Etika bisa dibilang suatu ilmu. Sebagai suatu ilmu, objek dari etika adalah tingkah laku manusia. Akan tetapi berbeda dengan ilmu-ilmu lain yang meneliti juga tingkah laku manusia, etika memiliki sudut pandang normatif. Maksudnya etika melihat dari sudut baik dan buruk terhadap perbuatan manusia.

Yang akan dibahas di bulan Juni 2018 kali ini, adalah etika di kehidupan sosial dan juga media sosial yang makin lama makan memberi efek negatif.  Bahkan Pemerintah pun sampai memberlakukan UU ITE terhadap pengguna sosial media yang membandel terutama jempolnya susah dikontrol. Mulai dari menyebarkan fitnah, berita hoax dan provokasi. Ganjarannya cukup membuat pelakunya jera, misalnya paginya melanggar UU ITE, malamnya harus tidur di dinginnya lantai penjara hanya karena jempolnya yang latah.

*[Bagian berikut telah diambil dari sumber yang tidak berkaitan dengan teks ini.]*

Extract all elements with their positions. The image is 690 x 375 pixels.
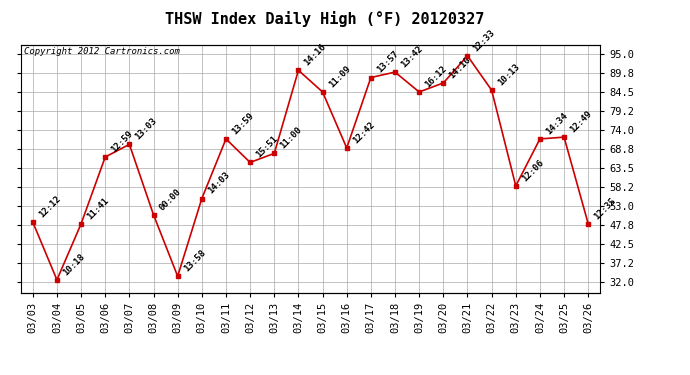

Memang sosial media seakan memberi sekat akan dunia nyata yang semakin menjauh. Banyak orang tak merasa diperhatikan atau malah menjauhkan dirinya dengan dunia nyata, ia kemudian menjadikan dunia maya sebagai dunianya sebenarnya. Kurangnya perhatian dari orang sekitar  bisa dari teman dan keluarga jelas membuat sebahagian orang mencari dunia lain yang lebih diperhatikan. Salah satunya yang paling gampang saat ini adalah via sosial media.

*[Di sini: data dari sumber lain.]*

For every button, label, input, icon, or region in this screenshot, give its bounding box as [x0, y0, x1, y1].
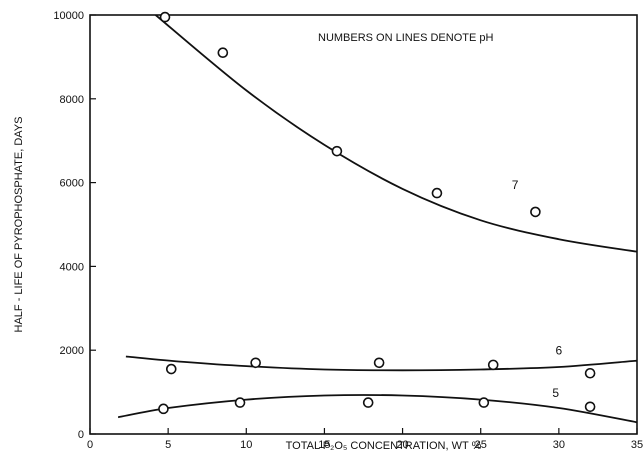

Bukan hal yang aneh saat banyak orang yang curhat dan marah-marah tak jelas tujuannya mendapatkan empati atau perhatian dari orang lain. Apakah berhasil ? hati-hati loh ! curhat di sosial media malah bisa membuat orang lain yang belum kenal dengan kamu bisa berpikir buruk. Sekarang sosial media ibarat portofolio seseorang di dunia maya, orang yang baru mengenal kamu di dunia maya akan lebih banyak menilai dari sosial media.

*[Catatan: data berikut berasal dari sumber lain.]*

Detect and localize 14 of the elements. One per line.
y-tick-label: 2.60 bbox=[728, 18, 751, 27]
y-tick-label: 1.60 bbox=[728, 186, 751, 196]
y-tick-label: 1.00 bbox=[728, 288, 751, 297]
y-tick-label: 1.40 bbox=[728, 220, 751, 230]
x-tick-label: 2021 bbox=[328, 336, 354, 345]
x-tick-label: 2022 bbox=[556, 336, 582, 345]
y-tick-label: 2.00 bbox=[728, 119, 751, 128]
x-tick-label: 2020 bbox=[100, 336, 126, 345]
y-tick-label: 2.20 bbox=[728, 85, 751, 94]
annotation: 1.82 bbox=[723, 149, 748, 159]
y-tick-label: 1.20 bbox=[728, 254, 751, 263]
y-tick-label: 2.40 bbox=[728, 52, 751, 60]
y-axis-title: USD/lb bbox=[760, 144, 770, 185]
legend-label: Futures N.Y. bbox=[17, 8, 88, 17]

Bahkan perusahaan saat ini menilai aktivitas karyawan baru dari gelagatnya di dunia maya. Mereka tak mau menerima karyawan yang doyan ngedumel di sosial media. Atau  terlalu aktif di sosial media juga punya kesan tak baik, kecuali kamu memang bekerja di bidang tersebut. Setiap saat update status, update stories, hingga swafotonya hingga memenuhi timeline. Orang lain akan menganggap hidupmu begitu membosankan dan lebih parah dianggap sebagai pengangguran karena tak ada kerjaan. Niat eksis malah dianggap narsis dan kegiatan di dunia nyata jadi terbengkalai.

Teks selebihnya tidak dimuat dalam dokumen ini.